While I think it is perfectly legitimate to question the development chops of the Strawberry Fields ownership - especially in light of the recent legal developments - and also to some extent the lumberyard ownership (moreso due to the lack of performance on the Goodwill property), the ownership of the old Ford dealership is among the most proven developers in OKC. Most of what has happened in Midtown - which has been just shy of stunning - has been at the hands of the same group.
The rush to have SOMETHING on some of these sites - ANYTHING - is incredibly short-sighted. Regarding the Ford site there is an amazing amount of churn likely to happen nearby soon; Paycom, PSM, a new arena, but first likely a VOTE for a new arena. All of this will likely dictate what the highest and best use becomes for that dealership spot. And many of the comments I see here are also completely detached from reality when it comes to finance, business case, materials...it is now a very different world than it was even a year ago, much less three. The office market and commercial real estate in general are also very shaky.
And by the way, just because someone CAN AFFORD to build something doesn't mean that they SHOULD, or that it is the correct time for that project. At the end of the day a project simply MUST work in a spreadsheet to justify turning dirt. The bank requires it and the balance sheet requires it. Building something that looks great on paper but which doesn't pencil is the surest route to the poorhouse.

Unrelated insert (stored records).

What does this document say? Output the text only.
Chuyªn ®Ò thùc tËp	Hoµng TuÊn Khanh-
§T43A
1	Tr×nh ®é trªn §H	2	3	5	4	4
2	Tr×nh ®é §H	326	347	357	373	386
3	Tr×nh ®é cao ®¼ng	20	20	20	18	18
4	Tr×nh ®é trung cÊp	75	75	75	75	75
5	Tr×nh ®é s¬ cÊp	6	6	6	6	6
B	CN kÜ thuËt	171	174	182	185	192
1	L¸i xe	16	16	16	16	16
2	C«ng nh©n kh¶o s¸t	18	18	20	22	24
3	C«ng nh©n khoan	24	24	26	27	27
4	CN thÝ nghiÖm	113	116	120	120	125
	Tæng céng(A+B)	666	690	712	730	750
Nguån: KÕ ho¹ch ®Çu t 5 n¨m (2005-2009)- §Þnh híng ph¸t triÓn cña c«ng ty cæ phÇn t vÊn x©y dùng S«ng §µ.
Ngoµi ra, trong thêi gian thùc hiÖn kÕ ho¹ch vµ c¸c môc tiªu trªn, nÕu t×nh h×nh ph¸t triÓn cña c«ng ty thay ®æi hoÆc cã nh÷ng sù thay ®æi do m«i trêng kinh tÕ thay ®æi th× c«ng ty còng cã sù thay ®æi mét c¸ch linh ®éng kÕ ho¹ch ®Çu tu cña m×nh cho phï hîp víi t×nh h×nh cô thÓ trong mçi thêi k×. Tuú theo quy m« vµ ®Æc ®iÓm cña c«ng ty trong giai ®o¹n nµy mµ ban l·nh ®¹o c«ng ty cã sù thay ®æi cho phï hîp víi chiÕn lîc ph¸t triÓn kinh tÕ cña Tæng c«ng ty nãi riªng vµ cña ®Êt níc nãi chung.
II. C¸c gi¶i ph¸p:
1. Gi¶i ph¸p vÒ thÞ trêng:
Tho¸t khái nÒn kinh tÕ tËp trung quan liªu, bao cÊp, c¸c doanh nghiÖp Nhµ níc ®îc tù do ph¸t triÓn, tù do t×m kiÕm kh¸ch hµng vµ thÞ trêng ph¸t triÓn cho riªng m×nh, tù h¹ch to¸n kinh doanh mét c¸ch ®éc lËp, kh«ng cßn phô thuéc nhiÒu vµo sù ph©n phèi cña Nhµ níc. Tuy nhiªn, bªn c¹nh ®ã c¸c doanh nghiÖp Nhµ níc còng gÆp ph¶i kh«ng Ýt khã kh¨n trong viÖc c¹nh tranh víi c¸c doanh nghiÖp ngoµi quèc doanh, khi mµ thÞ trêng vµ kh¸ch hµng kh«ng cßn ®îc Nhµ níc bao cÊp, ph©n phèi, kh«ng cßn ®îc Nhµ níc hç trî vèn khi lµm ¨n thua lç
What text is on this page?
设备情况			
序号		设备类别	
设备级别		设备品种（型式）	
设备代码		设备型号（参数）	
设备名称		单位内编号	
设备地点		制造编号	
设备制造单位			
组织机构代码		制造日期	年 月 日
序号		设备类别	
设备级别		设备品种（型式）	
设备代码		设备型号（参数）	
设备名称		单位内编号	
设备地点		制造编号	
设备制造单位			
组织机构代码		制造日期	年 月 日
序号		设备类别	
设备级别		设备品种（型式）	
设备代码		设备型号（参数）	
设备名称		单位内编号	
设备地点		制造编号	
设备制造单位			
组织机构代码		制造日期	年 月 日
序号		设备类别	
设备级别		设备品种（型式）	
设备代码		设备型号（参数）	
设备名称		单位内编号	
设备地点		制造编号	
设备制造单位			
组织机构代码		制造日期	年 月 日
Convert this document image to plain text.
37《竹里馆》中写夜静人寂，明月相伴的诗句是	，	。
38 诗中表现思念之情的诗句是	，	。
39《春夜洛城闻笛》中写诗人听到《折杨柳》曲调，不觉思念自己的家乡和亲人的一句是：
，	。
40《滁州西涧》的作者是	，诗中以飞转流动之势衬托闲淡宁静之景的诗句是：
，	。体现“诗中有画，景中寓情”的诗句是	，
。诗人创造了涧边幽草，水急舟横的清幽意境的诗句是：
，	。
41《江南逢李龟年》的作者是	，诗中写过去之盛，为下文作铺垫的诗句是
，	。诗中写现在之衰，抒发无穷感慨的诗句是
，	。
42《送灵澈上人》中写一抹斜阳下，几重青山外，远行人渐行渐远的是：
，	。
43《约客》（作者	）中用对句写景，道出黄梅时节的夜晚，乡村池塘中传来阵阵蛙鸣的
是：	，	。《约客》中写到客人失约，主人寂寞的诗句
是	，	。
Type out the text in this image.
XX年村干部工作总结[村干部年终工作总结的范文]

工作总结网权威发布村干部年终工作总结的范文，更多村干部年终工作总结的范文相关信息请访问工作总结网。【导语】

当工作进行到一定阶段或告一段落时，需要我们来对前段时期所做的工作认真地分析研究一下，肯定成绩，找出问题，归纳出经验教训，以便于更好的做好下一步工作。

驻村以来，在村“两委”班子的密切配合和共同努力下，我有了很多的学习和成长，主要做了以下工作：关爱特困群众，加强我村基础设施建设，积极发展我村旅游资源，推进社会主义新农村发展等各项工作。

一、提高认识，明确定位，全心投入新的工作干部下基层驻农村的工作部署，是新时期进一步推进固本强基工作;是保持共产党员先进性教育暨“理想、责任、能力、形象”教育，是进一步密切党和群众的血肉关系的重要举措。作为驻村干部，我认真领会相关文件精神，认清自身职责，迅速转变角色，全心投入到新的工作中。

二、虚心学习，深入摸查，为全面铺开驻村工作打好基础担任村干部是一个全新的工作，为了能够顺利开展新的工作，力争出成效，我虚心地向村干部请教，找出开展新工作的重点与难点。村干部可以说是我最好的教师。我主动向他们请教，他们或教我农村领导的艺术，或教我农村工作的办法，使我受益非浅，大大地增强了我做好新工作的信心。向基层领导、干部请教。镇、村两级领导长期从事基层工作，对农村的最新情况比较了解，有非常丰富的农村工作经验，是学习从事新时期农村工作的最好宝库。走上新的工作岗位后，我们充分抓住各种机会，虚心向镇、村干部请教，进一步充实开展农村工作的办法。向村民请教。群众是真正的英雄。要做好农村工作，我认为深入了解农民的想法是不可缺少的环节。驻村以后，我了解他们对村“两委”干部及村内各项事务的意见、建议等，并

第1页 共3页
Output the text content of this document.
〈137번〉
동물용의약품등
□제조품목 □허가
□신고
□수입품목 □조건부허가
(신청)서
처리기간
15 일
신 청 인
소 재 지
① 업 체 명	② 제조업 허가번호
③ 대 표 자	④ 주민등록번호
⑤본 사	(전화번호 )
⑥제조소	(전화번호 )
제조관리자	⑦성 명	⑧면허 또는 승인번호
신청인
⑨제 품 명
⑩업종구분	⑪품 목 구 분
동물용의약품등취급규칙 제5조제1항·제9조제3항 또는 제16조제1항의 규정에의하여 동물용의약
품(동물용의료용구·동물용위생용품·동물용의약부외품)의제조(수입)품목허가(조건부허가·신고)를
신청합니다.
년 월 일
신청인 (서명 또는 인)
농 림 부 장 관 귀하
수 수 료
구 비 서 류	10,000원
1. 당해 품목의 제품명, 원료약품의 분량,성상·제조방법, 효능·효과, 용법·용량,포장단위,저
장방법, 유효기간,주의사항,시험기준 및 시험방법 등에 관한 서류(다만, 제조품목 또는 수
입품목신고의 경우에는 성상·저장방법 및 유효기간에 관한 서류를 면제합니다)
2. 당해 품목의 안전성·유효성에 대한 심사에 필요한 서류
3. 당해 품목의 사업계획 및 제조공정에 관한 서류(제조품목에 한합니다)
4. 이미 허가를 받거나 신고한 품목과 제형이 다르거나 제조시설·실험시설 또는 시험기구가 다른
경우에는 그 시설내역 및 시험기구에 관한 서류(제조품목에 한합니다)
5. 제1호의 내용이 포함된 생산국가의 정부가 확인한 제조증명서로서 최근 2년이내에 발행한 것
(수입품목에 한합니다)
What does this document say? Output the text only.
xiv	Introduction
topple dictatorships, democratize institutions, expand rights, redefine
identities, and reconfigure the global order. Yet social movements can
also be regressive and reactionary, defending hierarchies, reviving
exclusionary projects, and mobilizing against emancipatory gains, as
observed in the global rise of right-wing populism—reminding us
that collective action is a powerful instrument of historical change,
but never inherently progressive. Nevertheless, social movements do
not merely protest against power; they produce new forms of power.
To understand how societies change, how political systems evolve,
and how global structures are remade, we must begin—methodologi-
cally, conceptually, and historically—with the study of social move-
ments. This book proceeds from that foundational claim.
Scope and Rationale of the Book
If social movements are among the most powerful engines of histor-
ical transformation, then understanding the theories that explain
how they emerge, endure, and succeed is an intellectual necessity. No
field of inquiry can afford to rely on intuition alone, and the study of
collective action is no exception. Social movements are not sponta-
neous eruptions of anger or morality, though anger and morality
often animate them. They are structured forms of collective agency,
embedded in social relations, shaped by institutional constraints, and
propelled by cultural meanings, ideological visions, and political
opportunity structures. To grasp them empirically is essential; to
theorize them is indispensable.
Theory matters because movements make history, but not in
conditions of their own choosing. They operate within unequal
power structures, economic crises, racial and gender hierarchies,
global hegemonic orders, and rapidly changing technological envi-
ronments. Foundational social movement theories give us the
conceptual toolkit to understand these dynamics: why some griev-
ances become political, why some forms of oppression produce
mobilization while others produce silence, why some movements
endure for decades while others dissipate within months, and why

And for some premium properties I would much rather watch them sit unimproved for a few more years than to get the wrong thing, or a thing that isn't as great as it could be, just because someone was in a rush to put up something and to not have to look at an empty lot. I would expect that we won't see or hear anything regarding the old Ford lot until - at the very least - the dust settles on what will happen to PSM, the Paycom Center, and the new arena. And honestly that's most likely the best outcome.